A: It’s worth pointing out that there’s a lot of hoo-haa around insulated tools from manufacturers but what we are talking about are tools with specially designed insulating covers and sheaths that expose the user to a minimum of metal that might potentially become a live conductor. Just using insulated tools doesn’t eliminate risk entirely – only common sense and careful safety procedures can do that.
From the point of view of design, insulated tools will deliver protection from electric shock with 2 layers of poly – a bonded base coating and a flame resistant outer layer. Not every insulated tool will have 2 layers – the better ones will have.
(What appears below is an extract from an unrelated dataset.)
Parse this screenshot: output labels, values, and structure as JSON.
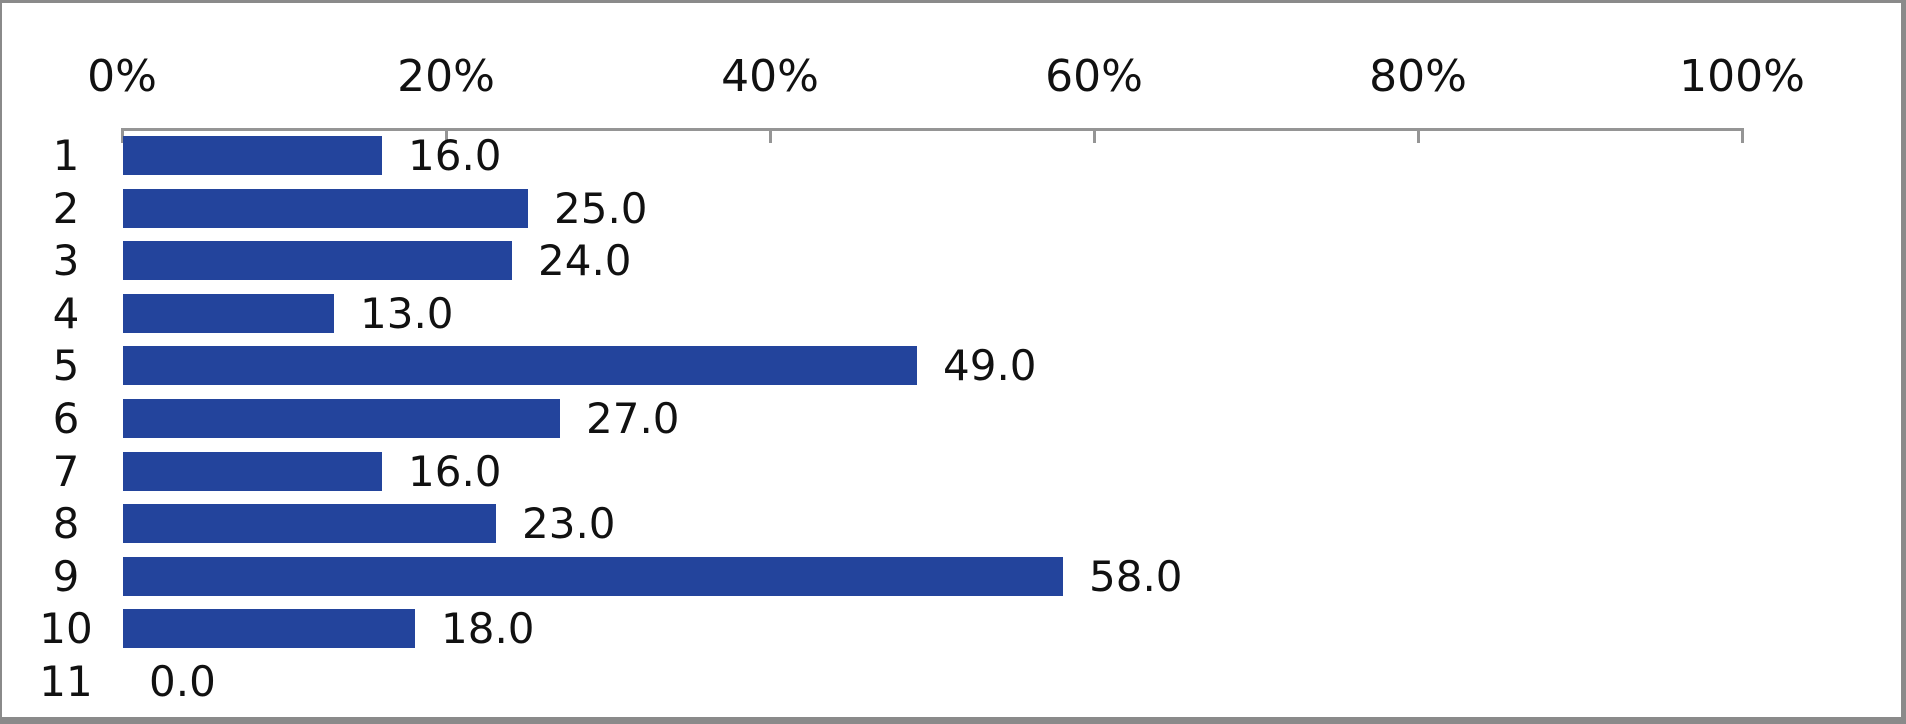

Depending on country of manufacture, insulated tools are made by attaching injection moulded handles or by dipping metal handles into molten insulation material.
The process of getting insulation right by dipping can be time consuming – tools may need to be dipped multiple times to attain the right insulation thickness and will then require trimming. If you’re looking for a performance standard, the one to watch out for is ASTM F1505, which covers adhesion, dielectric properties, flammability, and durability. The best tools will have a lifetime warranty and the toolmaker’s willingness to support that warranty will be readily established in technical forums.
All other things being equal, I think the question here should be is it best for a young tech to buy insulated tools or uninsulated – we’d recommend insulated. And when it comes to cost, if you’re dedicating your life to installing electronic security solutions and you think you might wind up on the hot side of 240V AC (after the proper training), then high quality insulated tools are a worthwhile investment.
Does a young tech need $2000 worth of Knipex, Wiha or Klein, or could they can get away with using low cost insulated screwdrivers from Britool or Witte, along with a compact insulated shifter and various cutters, testers, hooks and probes for those times they decide there may be an issue? There’s a case for both options. Something to take into account is that good tools will last a lifetime, while cheap tools that aren’t cared for will rust or fall to pieces rapidly, especially if you park your van near the beach.
Should you go for insulated gear for reasons of protection, be sure to cover off some of the quirky things you might find yourself needing if you spend time fiddling around in tight spaces – things like tweezers, hooks and little clamps can get used way more often than you’d expect when you’re reaching into tight spaces and trying to keep wires out of the way.
If you go for insulated, be sure to buy strippers, pliers and cutters with pronounced guards to protect against fingers slipping forward onto metal jaws and try the tools to make sure your choice fits your hand. If you’re going to spend serious money on serious tools, never carry an unsheathed knife or cutting implement in your tool box or tool bag that may nick the insulation.